Qu’est-ce qui a convaincu la Fondation Gates?
Le fait que nous avons publié une étude approfondie sur les causes de la fièvre chez les enfants, parue en 2014 dans le New England Journal of Medicine. Et le fait que nous possédions d’importantes bases de données et de sang, grâce à une relation de confiance construite pendant des années avec les autorités politiques et sanitaires de Tanzanie.
Ce qui a sans doute aussi joué en notre faveur, c’est que les échantillons de sang que nous avons prélevés proviennent de patients de tous les jours, qui consultent pour un «petit problème de santé pas trop grave» et non pas de patients sévèrement malades. La recherche est rarement pratiquée dans des policliniques ou chez des médecins généralistes, car elle se fait plutôt avec des patients soignés dans des hôpitaux pour des maladies graves, qui représentent la pointe de l’iceberg. Cette situation peut biaiser l’appréciation des chercheurs et leur interprétation des résultats, avec le risque de les appliquer tels quels dans le cadre d’une consultation de de premier recours. Notre particularité est d’avoir des biobanques solides provenant de patients qui forment la grande masse des personnes qui consultent le système de santé et nous donnent une bien meilleure idée des infections qui circulent dans la communauté.
La force de votre étude est donc de coller aux réalités du «terrain»?
Exactement: avec cette étude, nous voulons comprendre ce qui rend les gens malades à un stade précoce de la maladie. Pour faire de la prévention on ne peut pas s’occuper uniquement des cas hospitalisés et des maladies rares. Les pays du Sud mettent beaucoup d’énergie dans la prévention, car ils savent que lutter contre une épidémie ou hospitaliser des gens coûte très cher, aussi bien sur le plan financier que humain. D’où l’importance d’essayer de détecter et de traiter les maladies avant qu’elles ne se propagent. C’est ce qu’on appelle «surveillance as an intervention». En Suisse, nous avons le système Sentinella pour la surveillance de la grippe ou la déclaration obligatoire par les médecins et laboratoires de certaines maladies telle que la rougeole. Mais cette surveillance fait rarement l’affaire d’une intervention de prévention majeure.

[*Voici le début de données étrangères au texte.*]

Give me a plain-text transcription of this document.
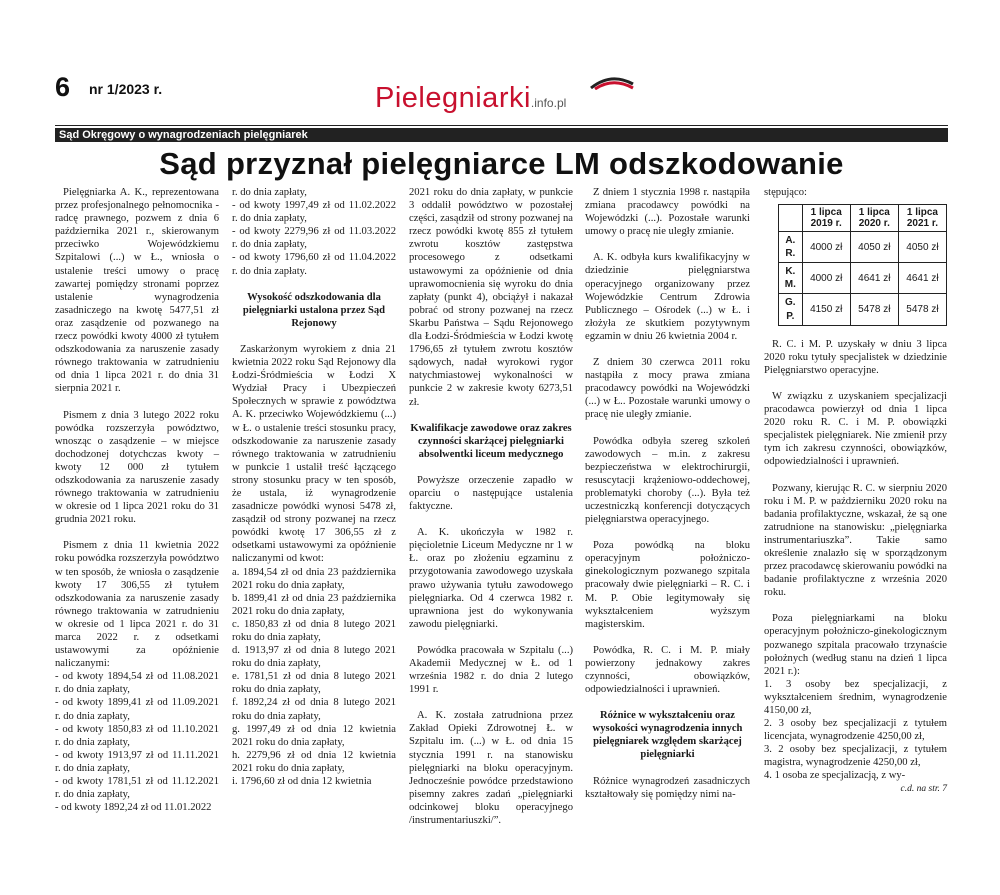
6 nr 1/2023 r.	Pielegniarki.info.pl
Sąd Okręgowy o wynagrodzeniach pielęgniarek
Sąd przyznał pielęgniarce LM odszkodowanie

Pielęgniarka A. K., reprezentowana przez profesjonalnego pełnomocnika - radcę prawnego, pozwem z dnia 6 października 2021 r., skierowanym przeciwko Wojewódzkiemu Szpitalowi (...) w Ł., wniosła o ustalenie treści umowy o pracę zawartej pomiędzy stronami poprzez ustalenie wynagrodzenia zasadniczego na kwotę 5477,51 zł oraz zasądzenie od pozwanego na rzecz powódki kwoty 4000 zł tytułem odszkodowania za naruszenie zasady równego traktowania w zatrudnieniu od dnia 1 lipca 2021 r. do dnia 31 sierpnia 2021 r.

Pismem z dnia 3 lutego 2022 roku powódka rozszerzyła powództwo, wnosząc o zasądzenie – w miejsce dochodzonej dotychczas kwoty – kwoty 12 000 zł tytułem odszkodowania za naruszenie zasady równego traktowania w zatrudnieniu w okresie od 1 lipca 2021 roku do 31 grudnia 2021 roku.

Pismem z dnia 11 kwietnia 2022 roku powódka rozszerzyła powództwo w ten sposób, że wniosła o zasądzenie kwoty 17 306,55 zł tytułem odszkodowania za naruszenie zasady równego traktowania w zatrudnieniu w okresie od 1 lipca 2021 r. do 31 marca 2022 r. z odsetkami ustawowymi za opóźnienie naliczanymi:

- od kwoty 1894,54 zł od 11.08.2021 r. do dnia zapłaty,
- od kwoty 1899,41 zł od 11.09.2021 r. do dnia zapłaty,
- od kwoty 1850,83 zł od 11.10.2021 r. do dnia zapłaty,
- od kwoty 1913,97 zł od 11.11.2021 r. do dnia zapłaty,
- od kwoty 1781,51 zł od 11.12.2021 r. do dnia zapłaty,
- od kwoty 1892,24 zł od 11.01.2022
r. do dnia zapłaty,
- od kwoty 1997,49 zł od 11.02.2022 r. do dnia zapłaty,
- od kwoty 2279,96 zł od 11.03.2022 r. do dnia zapłaty,
- od kwoty 1796,60 zł od 11.04.2022 r. do dnia zapłaty.

Wysokość odszkodowania dla pielęgniarki ustalona przez Sąd Rejonowy

Zaskarżonym wyrokiem z dnia 21 kwietnia 2022 roku Sąd Rejonowy dla Łodzi-Śródmieścia w Łodzi X Wydział Pracy i Ubezpieczeń Społecznych w sprawie z powództwa A. K. przeciwko Wojewódzkiemu (...) w Ł. o ustalenie treści stosunku pracy, odszkodowanie za naruszenie zasady równego traktowania w zatrudnieniu w punkcie 1 ustalił treść łączącego strony stosunku pracy w ten sposób, że ustala, iż wynagrodzenie zasadnicze powódki wynosi 5478 zł, zasądził od strony pozwanej na rzecz powódki kwotę 17 306,55 zł z odsetkami ustawowymi za opóźnienie naliczanymi od kwot:

a. 1894,54 zł od dnia 23 października 2021 roku do dnia zapłaty,
b. 1899,41 zł od dnia 23 października 2021 roku do dnia zapłaty,
c. 1850,83 zł od dnia 8 lutego 2021 roku do dnia zapłaty,
d. 1913,97 zł od dnia 8 lutego 2021 roku do dnia zapłaty,
e. 1781,51 zł od dnia 8 lutego 2021 roku do dnia zapłaty,
f. 1892,24 zł od dnia 8 lutego 2021 roku do dnia zapłaty,
g. 1997,49 zł od dnia 12 kwietnia 2021 roku do dnia zapłaty,
h. 2279,96 zł od dnia 12 kwietnia 2021 roku do dnia zapłaty,
i. 1796,60 zł od dnia 12 kwietnia

2021 roku do dnia zapłaty, w punkcie 3 oddalił powództwo w pozostałej części, zasądził od strony pozwanej na rzecz powódki kwotę 855 zł tytułem zwrotu kosztów zastępstwa procesowego z odsetkami ustawowymi za opóźnienie od dnia uprawomocnienia się wyroku do dnia zapłaty (punkt 4), obciążył i nakazał pobrać od strony pozwanej na rzecz Skarbu Państwa – Sądu Rejonowego dla Łodzi-Śródmieścia w Łodzi kwotę 1796,65 zł tytułem zwrotu kosztów sądowych, nadał wyrokowi rygor natychmiastowej wykonalności w punkcie 2 w zakresie kwoty 6273,51 zł.

Kwalifikacje zawodowe oraz zakres czynności skarżącej pielęgniarki absolwentki liceum medycznego

Powyższe orzeczenie zapadło w oparciu o następujące ustalenia faktyczne.

A. K. ukończyła w 1982 r. pięcioletnie Liceum Medyczne nr 1 w Ł. oraz po złożeniu egzaminu z przygotowania zawodowego uzyskała prawo używania tytułu zawodowego pielęgniarka. Od 4 czerwca 1982 r. uprawniona jest do wykonywania zawodu pielęgniarki.

Powódka pracowała w Szpitalu (...) Akademii Medycznej w Ł. od 1 września 1982 r. do dnia 2 lutego 1991 r.

A. K. została zatrudniona przez Zakład Opieki Zdrowotnej Ł. w Szpitalu im. (...) w Ł. od dnia 15 stycznia 1991 r. na stanowisku pielęgniarki na bloku operacyjnym. Jednocześnie powódce przedstawiono pisemny zakres zadań „pielęgniarki odcinkowej bloku operacyjnego /instrumentariuszki/”.

Z dniem 1 stycznia 1998 r. nastąpiła zmiana pracodawcy powódki na Wojewódzki (...). Pozostałe warunki umowy o pracę nie uległy zmianie.

A. K. odbyła kurs kwalifikacyjny w dziedzinie pielęgniarstwa operacyjnego organizowany przez Wojewódzkie Centrum Zdrowia Publicznego – Ośrodek (...) w Ł. i złożyła ze skutkiem pozytywnym egzamin w dniu 26 kwietnia 2004 r.

Z dniem 30 czerwca 2011 roku nastąpiła z mocy prawa zmiana pracodawcy powódki na Wojewódzki (...) w Ł.. Pozostałe warunki umowy o pracę nie uległy zmianie.

Powódka odbyła szereg szkoleń zawodowych – m.in. z zakresu bezpieczeństwa w elektrochirurgii, resuscytacji krążeniowo-oddechowej, problematyki choroby (...). Była też uczestniczką konferencji dotyczących pielęgniarstwa operacyjnego.

Poza powódką na bloku operacyjnym położniczo-ginekologicznym pozwanego szpitala pracowały dwie pielęgniarki – R. C. i M. P. Obie legitymowały się wykształceniem wyższym magisterskim.

Powódka, R. C. i M. P. miały powierzony jednakowy zakres czynności, obowiązków, odpowiedzialności i uprawnień.

Różnice w wykształceniu oraz wysokości wynagrodzenia innych pielęgniarek względem skarżącej pielęgniarki

Różnice wynagrodzeń zasadniczych kształtowały się pomiędzy nimi na-

stępująco:

	1 lipca 2019 r.	1 lipca 2020 r.	1 lipca 2021 r.
A. R.	4000 zł	4050 zł	4050 zł
K. M.	4000 zł	4641 zł	4641 zł
G. P.	4150 zł	5478 zł	5478 zł

R. C. i M. P. uzyskały w dniu 3 lipca 2020 roku tytuły specjalistek w dziedzinie Pielęgniarstwo operacyjne.

W związku z uzyskaniem specjalizacji pracodawca powierzył od dnia 1 lipca 2020 roku R. C. i M. P. obowiązki specjalistek pielęgniarek. Nie zmienił przy tym ich zakresu czynności, obowiązków, odpowiedzialności i uprawnień.

Pozwany, kierując R. C. w sierpniu 2020 roku i M. P. w październiku 2020 roku na badania profilaktyczne, wskazał, że są one zatrudnione na stanowisku: „pielęgniarka instrumentariuszka”. Takie samo określenie znalazło się w sporządzonym przez pracodawcę skierowaniu powódki na badanie profilaktyczne z września 2020 roku.

Poza pielęgniarkami na bloku operacyjnym położniczo-ginekologicznym pozwanego szpitala pracowało trzynaście położnych (według stanu na dzień 1 lipca 2021 r.):

1. 3 osoby bez specjalizacji, z wykształceniem średnim, wynagrodzenie 4150,00 zł,
2. 3 osoby bez specjalizacji z tytułem licencjata, wynagrodzenie 4250,00 zł,
3. 2 osoby bez specjalizacji, z tytułem magistra, wynagrodzenie 4250,00 zł,
4. 1 osoba ze specjalizacją, z wy-

c.d. na str. 7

Votre recherche sert-elle aussi les patients suisses?
De nos jours, lorsqu’une épidémie démarre dans un des pays du Sud, cela a forcément un impact en Europe. Dans notre monde globalisé, les échanges sont constants. D’ailleurs, les Suisses sont de très grands voyageurs. Ces derniers risquent d’attraper la maladie au cours de leurs déplacements et de l’importer mais aussi de l’exporter. C’est ce que nous avons constaté avec les virus de la grippe ou du Zika: les épidémies finissent par arriver dans nos pays d’une façon ou d’une autre. Nous ne devrions pas nous croire à l’abri de ce qui se passe ailleurs dans le monde. En mettant en place une surveillance des infections dans les pays où les épidémies démarrent et se propagent facilement – à cause par exemple d’une plus grande densité de population – nous œuvrons aussi pour nous!